ELLER: Tabloda tanrının insana dokunmak için iyice gerildiğini görüyoruz, insan ise rahat bir şekilde uzanmış ve sanki tanrıya dokunmak istemezmiş gibi bir hissiyata sahip. Tanrının bulunduğu kısımdan sadece elinin çıkması insanın sınırlarını aşması gerektiğini ifade ediyor. Tanrı insana kucak açmış fakat insan tanrıya dokunmak istemiyor. Tıpkı sadece zor zamanlarımızda aklımıza gelen Tanrımızın bize kucak açması fakat biz insanların cüretkâr davranması gibi. İnsanların tanrıdan uzaklaşması gibi eserde de Adem cüretkâr ve tanrıdan uzak.
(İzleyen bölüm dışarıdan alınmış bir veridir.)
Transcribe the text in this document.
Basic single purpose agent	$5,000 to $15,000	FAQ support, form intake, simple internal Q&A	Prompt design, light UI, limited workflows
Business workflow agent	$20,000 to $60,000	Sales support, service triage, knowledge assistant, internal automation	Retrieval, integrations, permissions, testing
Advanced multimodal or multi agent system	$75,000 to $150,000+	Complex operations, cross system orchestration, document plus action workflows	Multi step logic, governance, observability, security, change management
Bizsiz de yapabilirdi lakin belli ki bizsiz yapmak istemedi.  Tanrı ile alakalı tarif ettiğim her şey spekülasyon çünkü insanların neden yaratıldığını Tanrıdan başkası bilemez. (Bunu hiçbir zaman öğrenemeyeceğiz.) Kutsal kitaplara göre tanrı için tanrı tarafından yaratıldık. Ancak Tanrı bizi iyiliğini göstermek için yaratmış olabilir. Eğer bir şey ifade edebileceği insanlar olmasaydı, kendini sefil hissederdi. Bizi yarattı çünkü bizimle bir ilişki kurmak istiyor.

İşin özü tıpkı Michelangelo’nun Ademin yaratılışı freskinde de olduğu gibi Tanrı bize dokunmaya çalışıyor fakat biz hep inkâr güdümünde ilerliyoruz. Yaratılışımıza uygun ilerliyoruz. Tıpkı bize dokunmaya çalışan insanları karşı çıktığımız gibi. Hayatta bize elini uzatan insanlar her zaman olacaktır. Bizim yapmamız gereken uzanan ele Adem gibi istemsizce uzanmak değil o eli sıkıca tutup sarılmaktır.  Bu sayede hem yaratılış amacımızı bulur hem de tanrı bile evrende yalnız değilken biz yalnız kalmamış oluruz. Bir dokunuş her şeyi değiştirebilir. Tanrının uzattığı eli tutmanız ve insanların ellerini hiç bırakmamanız dileğiyle.